ATTRACTIVENESS OF BUPRENORPHINE V. METHADONE TREATMENT
Previous blogs have referred to a Twin Cities news article on the attractiveness of buprenorphine as a medication for opiate addiction treatment. That article refers to a hypothetical "suburban housewife” who places a methadone program last on her list of providers of choice. But that's not only true of the stereotypical "suburban housewife"! The regulations imposed on methadone programs, and the common (but not universal) attitudes of staff and the community at large, make many of them awful places to seek health care. Patients are forever subject to “urine controls” (in most programs, under direct observation), always having to ask permission to go on vacations, dealing with child welfare bureaucrats who view appropriately prescribed methadone as no less an evil than street heroin – and equal grounds for denying custody, etc. What’s amazing is that a couple of hundred thousand American opiate dependent individuals are so desperately motivated for help that they seek and enter such programs notwithstanding the rules, patronization, stigma, etc. Also amazing - and distressing - is that so few physicians are willing to take the minimal steps needed to gain authorization to prescribe buprenorphine to those patients who need and want it.
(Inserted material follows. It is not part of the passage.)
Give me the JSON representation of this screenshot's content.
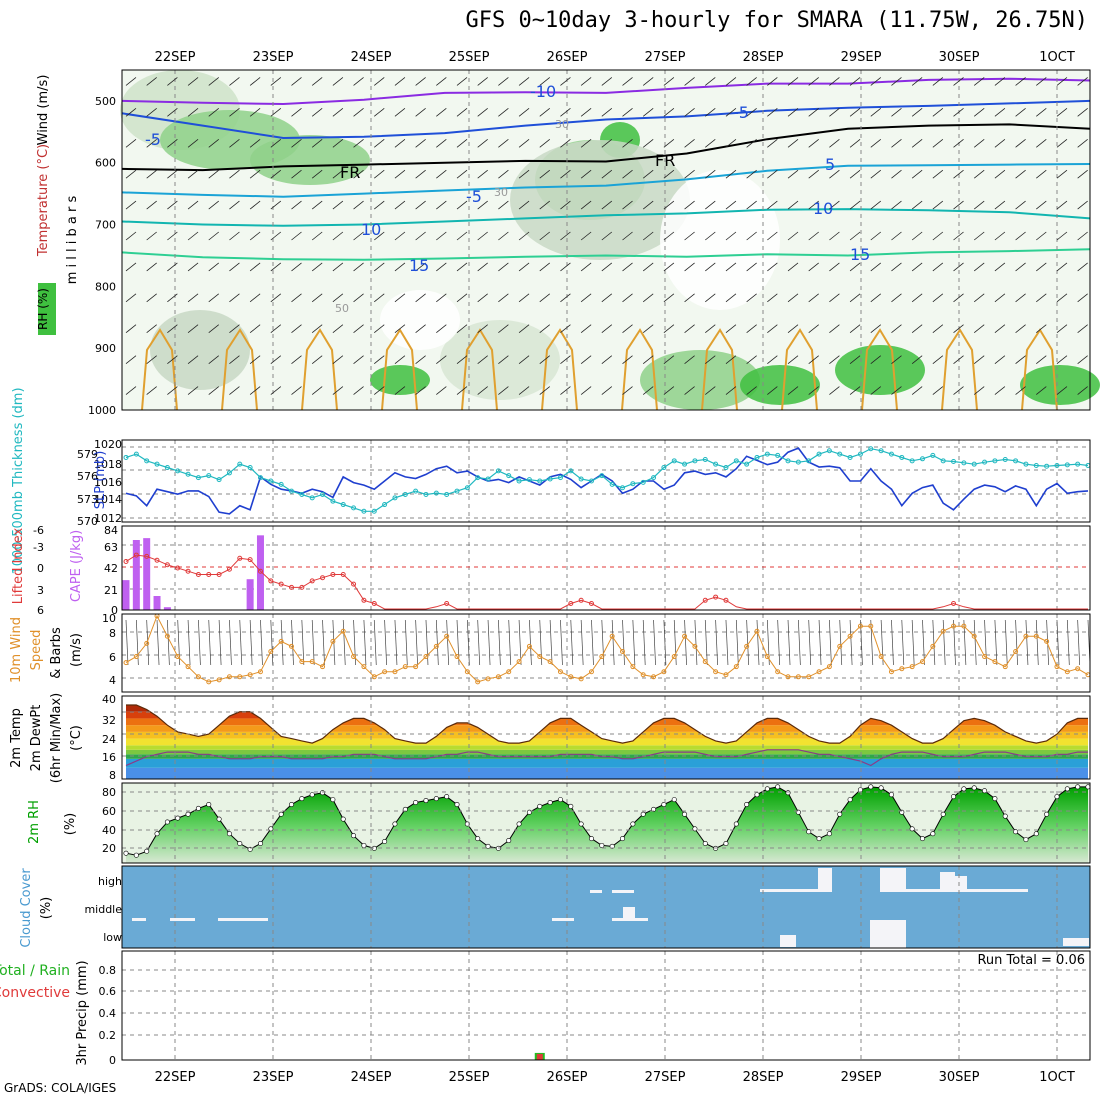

The fundamental question is why addiction is not treated – and treatable – like all other chronic illnesses. Why limit methadone to "comprehensive treatment programs"? We don’t we demand “community approval” to open a radiology imaging center, or a sexual health practice where Viagra is prescribed, or a facility that treats Downs syndrome children and offers support to their parents, or smoking cessation programs or facilities where AA holds its meetings. For buprenorphine, why demand special training? Why patient limits?
4 Comments:
First let me say I agree with everything you are saying. I despise the way methadone is provided in this country and I resent the limitations imposed on buprenorphine prescribing. Righteous anger is a powerful thing but as we well know shaming is not a very effective motivator for change. It doesn't work for addiction and it won't change physician behavior either. Please also keep in mind that physicians like patients are individuals and are just as susceptible to irrational bias. (Evidence based medicine is a relatively new innovation.)The approach I try to take and which I would like to encourage is that while buprenorphine is not better than methadone or a replacement for methadone, it IS an opportunity to begin the discussion afresh. Buprenorphine has the potential to become a fact on the ground so to say and in doing so demonstrate clearly that addiction can be successfully managed as a part of general medical practice without all of the onerous bureaucracy currently imposed on methadone. This can lead to the belated realization that we've been providing methadone wrong all this time. Let us not ourselves be guilty of protecting our turf lest we become no better than those we seek to change.
Hi, I'm writing from Germany. Since two years i get buprenorphine, and im very very happy with it. With methadone i got depressions and i couldnt stand the heroine either. With buprenorphine i go to work, i have a normal life - i wouldnt have this life with methadone...and i'm not the only one...
In France they have just buprnorphine, they dont prescribe metahdone. Sorry, my English is not the best...Greetings from Germany
hallo german anonymous - for somne buprenorphine is best, for others methadone, and for yet others "drogenfreie Behandlung." What's important is that for physician and patient there is largest possible "Palette" of interventions. Glad things are working well for you - and by the way, your English is just fine! :-)
Allow me to just point out that methadone IS in fact available and utilized in France. Although buprenorphine has a longer history of wide use, a significant fraction of French patients currently receive methadone.